DBCDE performed an analysis of the detailed testing and mapping undertaken by OPEL, and determined that the OPEL network would cover only 72% of identified under-served premises. On the basis of DBCDE's assessment, the Government determined that OPEL's Implementation Plan did not satisfy the condition precedent of the funding agreement, and as a result the contract has been terminated.

Seems pretty well explained to me.

But Minchin can't help hmself on this sort of stuff. I was quite coincdentally cleaning out my study yesterday and came across an AFR from 22 March 2001. It reads (in part) as follows.

Flagging greenhouse as an election issue, the Federal Government has attacked Labor's environment policy, arguing it would cost jobs.

Labor's commitment to introducing a national greenhouse emissions trading scheme is "most alarming", the Industry Minister, Senator Nick Minchin, told the AFR. "This isgoing to be a major negative for the Labor Party: it would be a huge disincentive for investment and would cost many jobs in Victoria," he said.

The article concludes;

Senator Minchin echoed Foreign Minister Mr Alexander Downer's support fr the reiteration by the US of its rejection of Kyoto. "I welcome the US's reiteration that without the participation of China and India the protocol's not workable," Senator Minchin said.

You really get the feeling that Minchin is a politician whose time has been and gone and should join many of his former felow ministers in alternative employment, or a decent retirement.


I've added Stigherrian to the blog roll - but more out of anger than anything else.

He had yet another piece about Internet filtering in Crikey today (in the subscriber section so I haven't linked it). The following is the comment I've offered to Crikey (that they chose not to publish)

Re: Conroy attacks BitTorrent: Ruins Australia online Stilgherrian is now well reowned amongst Crikey readers as an Internet censorship hater, but you really should be reading what he writes before you print it. His opening paragraph critices the Government's filtering plan without showing any recognition of what the plan entails - so that he continues to repeat the nonsense that the "filter" won't work.

The Government has never anounced a plan to ensure everyone is safe, just that it wants to implement something that looks like the existing classification scheme (that applies to books, movies etc) to websites. The fact that it can be by-passed by other means (e.g. by e-mail or snail mail) isn't the point. And the point of a technical trial is to see what happens.

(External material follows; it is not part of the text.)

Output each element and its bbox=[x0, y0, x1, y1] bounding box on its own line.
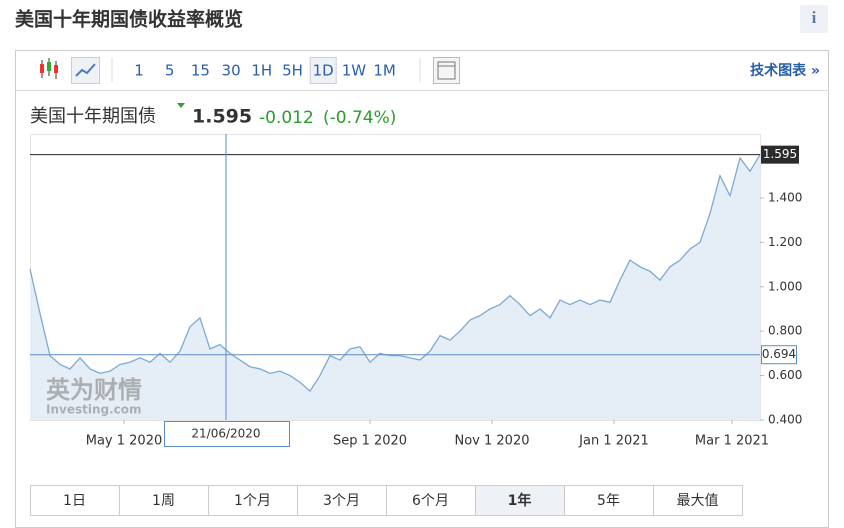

I'm reminded of the might with which telcos claimed that they could do nothing about Internet dumping in the early part of the decade, only to find via this morning's SMH that Optus was up to their necks in it.

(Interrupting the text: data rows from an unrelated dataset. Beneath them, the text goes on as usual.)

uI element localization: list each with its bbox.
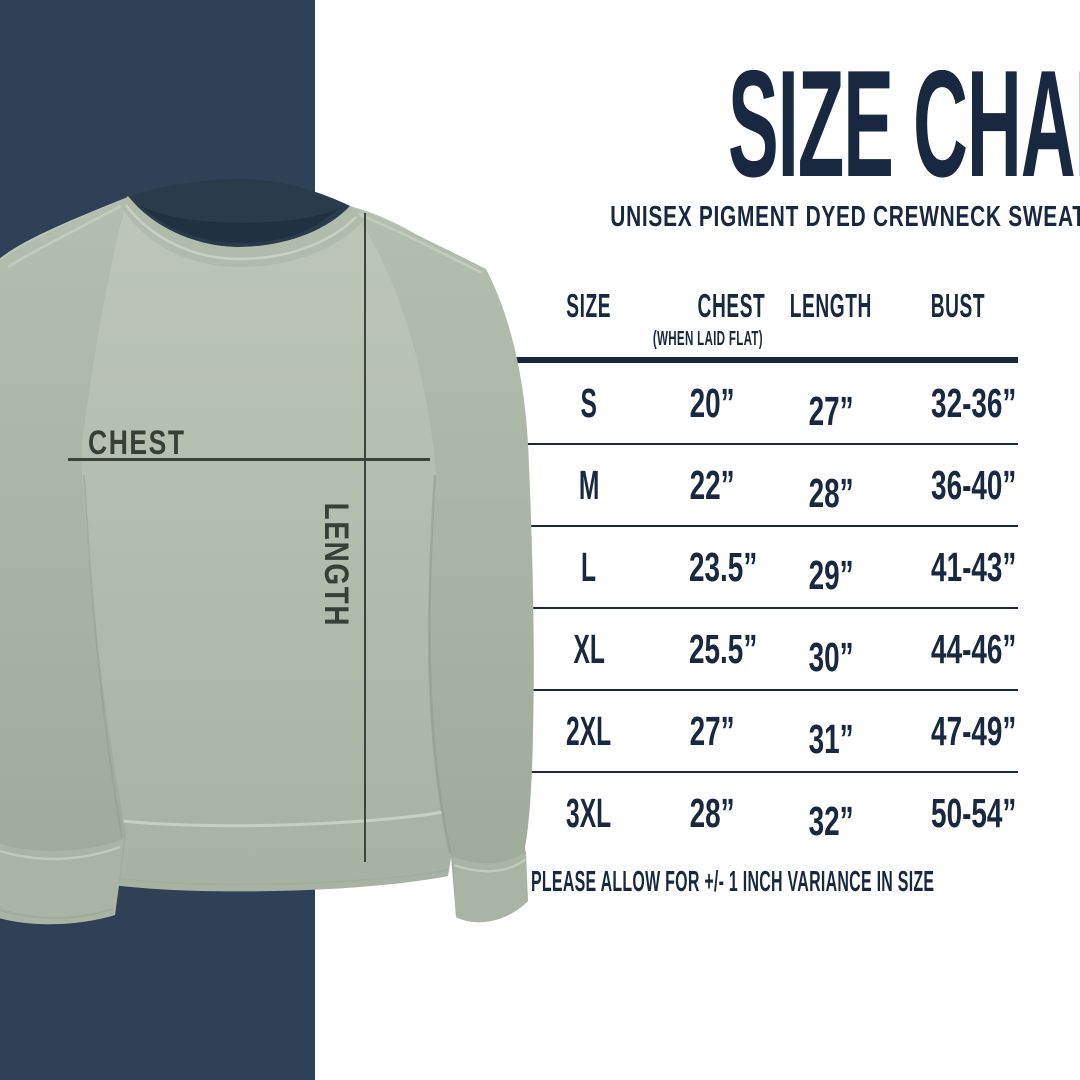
chest-measure-label: CHEST <box>88 424 186 462</box>
header-chest: CHEST <box>697 287 766 324</box>
cell-size: 2XL <box>566 707 612 754</box>
cell-length: 29” <box>808 551 854 598</box>
variance-note: PLEASE ALLOW FOR +/- 1 INCH VARIANCE IN … <box>531 866 935 898</box>
cell-length: 28” <box>808 469 854 516</box>
cell-length: 32” <box>808 797 854 844</box>
page-title: SIZE CHART <box>505 48 1080 200</box>
page-title-text: SIZE CHART <box>728 39 1080 209</box>
header-chest-subnote: (WHEN LAID FLAT) <box>652 328 763 350</box>
cell-bust: 41-43” <box>931 543 1017 590</box>
cell-chest: 27” <box>689 707 735 754</box>
table-header-row: SIZE CHEST LENGTH BUST <box>505 286 1020 326</box>
cell-size: XL <box>573 625 605 672</box>
cell-size: S <box>580 379 598 426</box>
table-row: S 20” 27” 32-36” <box>505 363 1018 445</box>
header-length: LENGTH <box>789 287 873 324</box>
cell-chest: 23.5” <box>689 543 758 590</box>
size-table: S 20” 27” 32-36” M 22” 28” 36-40” L 23.5… <box>505 357 1018 853</box>
table-row: M 22” 28” 36-40” <box>505 445 1018 527</box>
cell-chest: 20” <box>689 379 735 426</box>
table-row: 3XL 28” 32” 50-54” <box>505 773 1018 853</box>
table-row: L 23.5” 29” 41-43” <box>505 527 1018 609</box>
product-subtitle: UNISEX PIGMENT DYED CREWNECK SWEATSHIRT <box>505 201 1080 234</box>
table-row: XL 25.5” 30” 44-46” <box>505 609 1018 691</box>
cell-size: 3XL <box>566 789 612 836</box>
table-row: 2XL 27” 31” 47-49” <box>505 691 1018 773</box>
cell-bust: 47-49” <box>931 707 1017 754</box>
length-measure-line <box>364 213 366 862</box>
header-size: SIZE <box>566 287 612 324</box>
cell-bust: 44-46” <box>931 625 1017 672</box>
cell-chest: 28” <box>689 789 735 836</box>
cell-size: M <box>578 461 600 508</box>
cell-chest: 25.5” <box>689 625 758 672</box>
length-measure-label: LENGTH <box>317 502 355 628</box>
product-subtitle-text: UNISEX PIGMENT DYED CREWNECK SWEATSHIRT <box>610 201 1080 233</box>
cell-bust: 32-36” <box>931 379 1017 426</box>
cell-length: 27” <box>808 387 854 434</box>
cell-length: 31” <box>808 715 854 762</box>
cell-chest: 22” <box>689 461 735 508</box>
cell-length: 30” <box>808 633 854 680</box>
cell-bust: 50-54” <box>931 789 1017 836</box>
cell-bust: 36-40” <box>931 461 1017 508</box>
header-bust: BUST <box>930 287 986 324</box>
cell-size: L <box>581 543 597 590</box>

Your correspondant goes on to claim that Conroy's comment about possibly filtering peer-to-peer traffic amounted to a plan to block all BitTorrents, then goes and quotes one legitimate BitTorrent user to get a reaction to the inaccurate conclusion. All of it is garbage.

Meanwhile if Stilgherrian really believes his rhetoric on censorship let's see him start a campaign to have all Refused Classification material allowed into Australia as X+ because - using his logic - existing restrictions won't guarantee that none of it will get in.

The DE Blog Ends (wih a whimper)

Well - the DBCDE blog ended just before Christmas. It was nice to receive acknowledgment on the last post for my efforts. Pity they didn't link to my blog rather than just one of the posts though.

Dave Bath and Sam D both were deserving of that recognition though. Dave gave a good summary of the failings of the blog in general though. I must check his references to the AGIMO work on blogs and consultation.

It is a pity though that most of the coverage of australia and the Digital Economy continues to be about filtering. HotSearch picked up that the blog was swamped with filtering stories. Meanwhile Arts Technica picked up on the leaked then released report on filtering that was the diversion at the end of the year, while UbNews picked up Conroy's comment that the Government would look at peer-to-peer filtering as well. Even the The Minneapolis Star Tribune got into the act.

It ultimately is a pity that the discussion paper released by the Department did show that the blog was just the discussion paper released in pieces (though a different order).